My last example is far more complicated. It comes from Past Master (1968), a novel I continue to work on, and is especially complex because of how it ramifies into many elements of the book.
It’s the image of Rimrock breaking through the ocean’s surface. The icon will take on eschatological urgency when it becomes an organizational principle, provoking deeper questions about its meaning.
The inset, which I will quote at length because of its centrality to the novel’s architecture:
“Well, we do know it, but we have garbled it in legend… The sky, we had believed ever since we had received wisdom, was at an infinite distance from us and would always appear at the same distance no matter how high we climbed. We now discovered that this was not so. We came closer to the sky and we were almost hysterical in our excitement. We came all the way up to it and touched it with our members. We did not die, as we had feared. An epic hero had done this aeons before, but he had died from it. So it was no ordinary thing that we did.”

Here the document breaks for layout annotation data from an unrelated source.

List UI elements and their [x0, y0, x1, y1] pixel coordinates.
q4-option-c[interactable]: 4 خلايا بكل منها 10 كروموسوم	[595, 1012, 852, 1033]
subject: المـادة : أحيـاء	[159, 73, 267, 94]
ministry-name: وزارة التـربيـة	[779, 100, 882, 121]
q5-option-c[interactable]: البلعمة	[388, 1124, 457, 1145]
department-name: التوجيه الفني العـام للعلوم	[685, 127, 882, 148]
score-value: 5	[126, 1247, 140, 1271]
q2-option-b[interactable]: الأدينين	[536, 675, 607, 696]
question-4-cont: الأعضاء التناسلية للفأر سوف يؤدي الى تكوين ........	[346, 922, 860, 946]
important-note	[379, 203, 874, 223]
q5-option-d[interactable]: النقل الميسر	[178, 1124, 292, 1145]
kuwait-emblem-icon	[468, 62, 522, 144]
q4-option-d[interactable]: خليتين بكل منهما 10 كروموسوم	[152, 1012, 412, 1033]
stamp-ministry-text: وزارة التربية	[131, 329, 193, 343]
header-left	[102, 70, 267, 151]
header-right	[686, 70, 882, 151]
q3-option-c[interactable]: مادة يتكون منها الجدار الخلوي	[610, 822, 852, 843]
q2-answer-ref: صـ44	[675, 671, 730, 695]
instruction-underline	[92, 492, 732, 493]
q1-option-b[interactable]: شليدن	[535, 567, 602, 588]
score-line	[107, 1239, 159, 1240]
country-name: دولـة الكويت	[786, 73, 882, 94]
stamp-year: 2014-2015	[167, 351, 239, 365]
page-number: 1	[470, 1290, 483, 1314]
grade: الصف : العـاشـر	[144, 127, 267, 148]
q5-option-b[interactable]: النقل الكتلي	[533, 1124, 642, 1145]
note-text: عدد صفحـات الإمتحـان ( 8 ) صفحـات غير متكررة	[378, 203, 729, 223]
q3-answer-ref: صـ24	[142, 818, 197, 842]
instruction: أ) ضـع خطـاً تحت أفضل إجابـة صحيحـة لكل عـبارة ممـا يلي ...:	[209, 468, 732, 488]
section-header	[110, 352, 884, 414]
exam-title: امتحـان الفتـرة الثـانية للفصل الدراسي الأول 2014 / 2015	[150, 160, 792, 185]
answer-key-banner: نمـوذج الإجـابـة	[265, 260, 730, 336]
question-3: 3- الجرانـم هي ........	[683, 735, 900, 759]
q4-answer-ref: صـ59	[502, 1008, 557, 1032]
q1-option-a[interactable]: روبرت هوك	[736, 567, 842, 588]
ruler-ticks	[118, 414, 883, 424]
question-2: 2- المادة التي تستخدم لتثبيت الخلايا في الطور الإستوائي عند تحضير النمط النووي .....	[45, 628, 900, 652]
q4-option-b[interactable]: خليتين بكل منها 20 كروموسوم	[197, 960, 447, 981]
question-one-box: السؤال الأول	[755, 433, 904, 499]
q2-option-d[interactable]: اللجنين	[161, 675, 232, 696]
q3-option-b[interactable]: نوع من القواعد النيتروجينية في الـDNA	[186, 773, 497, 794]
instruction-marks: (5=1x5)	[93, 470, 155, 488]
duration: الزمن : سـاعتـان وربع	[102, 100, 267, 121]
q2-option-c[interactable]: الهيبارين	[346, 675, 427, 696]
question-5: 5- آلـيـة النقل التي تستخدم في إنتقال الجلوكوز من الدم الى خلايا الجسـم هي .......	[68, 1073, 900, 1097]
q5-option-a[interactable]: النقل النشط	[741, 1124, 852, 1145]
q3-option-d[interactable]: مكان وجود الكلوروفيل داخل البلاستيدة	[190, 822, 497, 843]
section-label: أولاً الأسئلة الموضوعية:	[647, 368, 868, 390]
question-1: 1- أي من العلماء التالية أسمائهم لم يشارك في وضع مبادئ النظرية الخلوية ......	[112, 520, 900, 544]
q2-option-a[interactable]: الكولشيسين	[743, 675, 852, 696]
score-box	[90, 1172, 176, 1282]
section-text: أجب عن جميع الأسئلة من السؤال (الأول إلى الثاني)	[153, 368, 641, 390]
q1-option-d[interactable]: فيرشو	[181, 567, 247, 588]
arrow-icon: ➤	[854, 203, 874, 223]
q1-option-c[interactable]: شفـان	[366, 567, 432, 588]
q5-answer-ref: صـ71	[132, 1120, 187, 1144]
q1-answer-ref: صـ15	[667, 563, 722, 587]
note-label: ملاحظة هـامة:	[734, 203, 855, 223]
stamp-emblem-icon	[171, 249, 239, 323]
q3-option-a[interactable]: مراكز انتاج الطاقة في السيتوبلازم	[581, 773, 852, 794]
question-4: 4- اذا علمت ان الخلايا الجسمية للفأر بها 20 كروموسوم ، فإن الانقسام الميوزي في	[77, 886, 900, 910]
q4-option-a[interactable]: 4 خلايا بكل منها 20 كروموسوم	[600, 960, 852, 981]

This idea of a living being and a mountain piercing the sky and breaking through the Great Chain of Being is the inset. The pattern is repeated when the image becomes an inset again in Chapter 7, as Thomas More and his party climb the mountain without Rimrock. (One reason the Ansel Rimrock does not go with them is that he is seal-like; another is his ontological progression. He has already moved up the Great Chain of Being. "Ansel" is both a verbal and conceptual pun on "a seal" and on St. Anselm’s ontological proof for the existence of God, which centers on the completeness and perfection of God.)
Lafferty writes:
“They climbed. And then they climbed more steeply. The vegetation fell away and became more sparse… Above them the mountain spire was a pinnacle as a cartoonist might draw one, sharp and needle-like as a burlesque of a spire, and with a clean white doughnut cloud encircling it and settling down a third of the way from the top.”
Will the party ascend through the sky and break through into something transcendent? No, this is the middle of the novel, so there is a prophetic vision to be had, followed by a fight scene that pulls us back down into the novel’s plot entanglements.
At the apocalyptic conclusion of the novel, readers find themselves once more in the sky, poised to break through into transcendence.
“Lightning, a billion times as bright as that on Electric Mountain, a billion times as short in duration… In much less than an instant, in much more than forever, it is over with.”
This is the full emplotment of the iconographic inset of Ansel, sea, sky, and mountain spires. And we know what Lafferty does.
And remember that special one, the first rebirth of Astrobe, the appearance of transcendent humanity?"
“Well does it happen? Does the reaction become the birthing? What does it look like? Will we see it now, in face and rump, the new-born world?”
He freezes us in the moment, the recapitulation of the Ansels breaking through the sea-sky to become "transcendent Ansels."

In this way, iconographic insetting is not just a device but a major tool Lafferty uses to deepen narrative meaning. It can be as delicate as Lieutenant Littlejohn’s butterfly net or as momentous as a rupture into transcendence.